Creamy Butternut Squash Rice Noodles
It’s creamy, it’s delicious, it’s good for you…Creamy Butternut Squash Rice Noodles with Sage and Sun-dried Tomatoes is such a healthier option compared to a heavy vodka sauce. I know we all like to indulge from time to time but meals like that can pack the pounds on right to the hips. To say the least.
Instead of using regular pasta I went with a Pad Thai style noodle made of brown rice. Yes I know you can say it…Genius. The original recipe called for a whole grain linguine but I couldn’t find an organic whole grain linguine and I didn’t want spaghetti. The woes. Usually when I make butternut squash I just cut it open, seed it then bake it. But for this I peeled it and chopped it into small cubes. Next time however I am just going to buy it already chopped because it was a pain in the bootay to peel. I’m sure it will save a lot of time to just buy it already chopped up. If you don’t mind the labor, by all means do it yourself. But if you’re like me and don’t want to spend 20 minutes just on peeling a squash then go with the easier choice. I broke a sweat peeling this thing!

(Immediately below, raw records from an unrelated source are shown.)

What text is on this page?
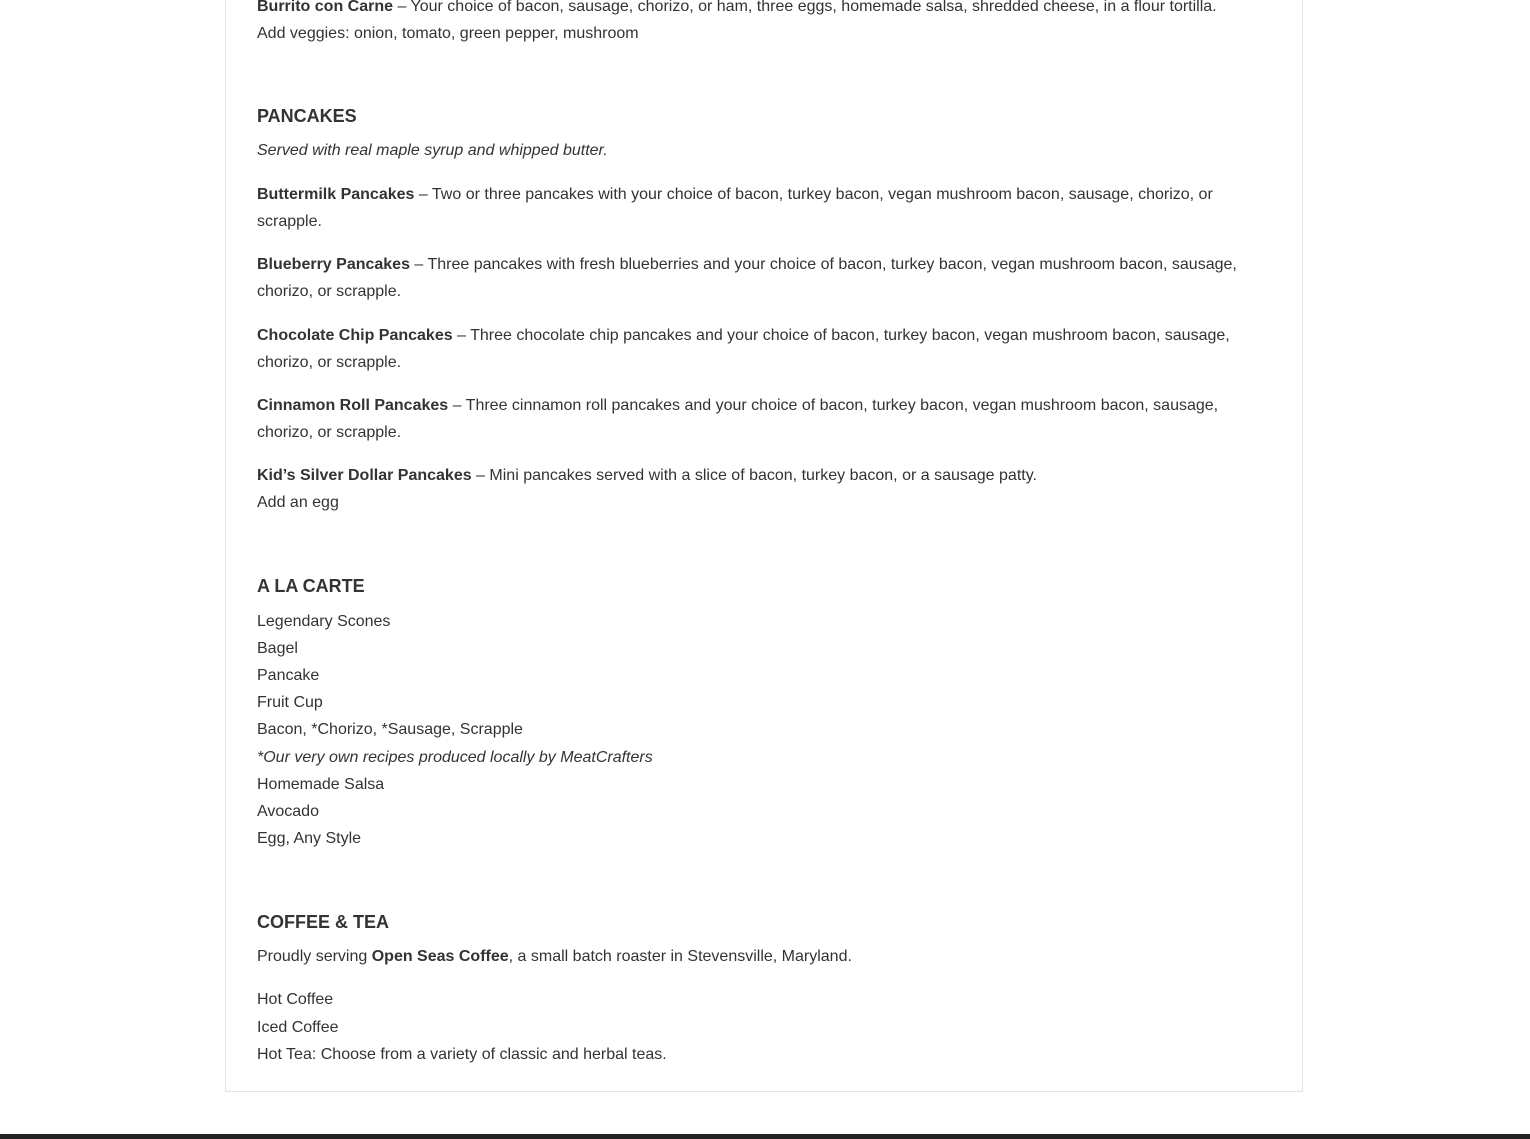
Burrito con Carne – Your choice of bacon, sausage, chorizo, or ham, three eggs, homemade salsa, shredded cheese, in a flour tortilla.
Add veggies: onion, tomato, green pepper, mushroom

PANCAKES

Served with real maple syrup and whipped butter.

Buttermilk Pancakes – Two or three pancakes with your choice of bacon, turkey bacon, vegan mushroom bacon, sausage, chorizo, or scrapple.

Blueberry Pancakes – Three pancakes with fresh blueberries and your choice of bacon, turkey bacon, vegan mushroom bacon, sausage, chorizo, or scrapple.

Chocolate Chip Pancakes – Three chocolate chip pancakes and your choice of bacon, turkey bacon, vegan mushroom bacon, sausage, chorizo, or scrapple.

Cinnamon Roll Pancakes – Three cinnamon roll pancakes and your choice of bacon, turkey bacon, vegan mushroom bacon, sausage, chorizo, or scrapple.

Kid’s Silver Dollar Pancakes – Mini pancakes served with a slice of bacon, turkey bacon, or a sausage patty.
Add an egg

A LA CARTE

Legendary Scones

Bagel

Pancake

Fruit Cup

Bacon, *Chorizo, *Sausage, Scrapple

*Our very own recipes produced locally by MeatCrafters

Homemade Salsa

Avocado

Egg, Any Style

COFFEE & TEA

Proudly serving Open Seas Coffee, a small batch roaster in Stevensville, Maryland.

Hot Coffee

Iced Coffee

Hot Tea: Choose from a variety of classic and herbal teas.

This was the first time I used butternut squash to make a “sauce”. I absolutely love love love this with sun-dried tomatoes. After the peeling and chopping part the rest was super easy. The rice noodles took me literally 4 minutes to make. No joke. Ok so we all know that eating more fruits and veggies has been rumored to help lower the risk of a lot of things right? Like obesity, high blood pressure, diabetes, heart disease and even cancer. When you make meals like this, you’re literally nourishing your insides and giving your body the nutrients it needs and knows what to do with as opposed to eating a candy bar and drinking a soda. When you eat highly processed foods your body has to work overtime to break that down (if it even can) and it uses up precious energy. The older we get the harder it is for our bodies to break down those foreign objects (like gmos’s) so we have to take care of ourselves in the now. For instance when I ate this for dinner my body was all like “That’s what’s up Jenn” and I was like doing a hair flip.Oh I almost forgot…I have a surprise for you guys on Wednesday!!! I’ll give you a hint, it has something to do with fruits and veggies. Yeap, that’s all you’re getting from me. Guess you’re just going to have to wait till Wednesday. Whoop Whoop.This Butternut Squash Cream sauce gives this dish it’s big flavor! Completely healthy and loaded with nutrients. Enjoy dinner tonight!
- 1 butternut squash, peeled, seeded and chopped into cubes (3 cups)
- 2 tbsp extra virgin olive oil
- 1 tbsp fresh sage, chopped
- 1 yellow onion, diced
- 3 garlic cloves, sliced
- 1 tsp all spice seasoning
- salt/pepper to taste
- 1 tsp turmeric
- 2 cups low sodium vegetable broth
- 12oz Pad Thai style brown rice noodles or pasta of choice
- 1/2 cup sun dried tomatoes
- In a large skillet place chopped onion, squash, garlic and oil. Cook on medium heat until onions are translucent 10 minutes. Season with all spice seasoning, salt and pepper.
- Add in 2 cups of low sodium vegetable broth, bring to a boil then lower down to a simmer. Cook until squash is soft about 15 minutes.
- Prepare rice noodles according to package instructions. Mine took 4 minutes to cook. I drained and rinsed them under cold water. From personal experience any rice or quinoa noodles should always be hit with cold water other wise they can get mushy.
- Once rice noodles are done, set aside and make the butternut squash cream sauce.
- When butternut squash is soft remove from heat and let cool for 5 minutes.
- Transfer all contents in skillet to a blender along with the turmeric and puree until creamy.
- In the same skillet toss in rice noodles and cream sauce.
- Top pasta with sun dried tomatoes, sage, salt and pepper to taste. Enjoy!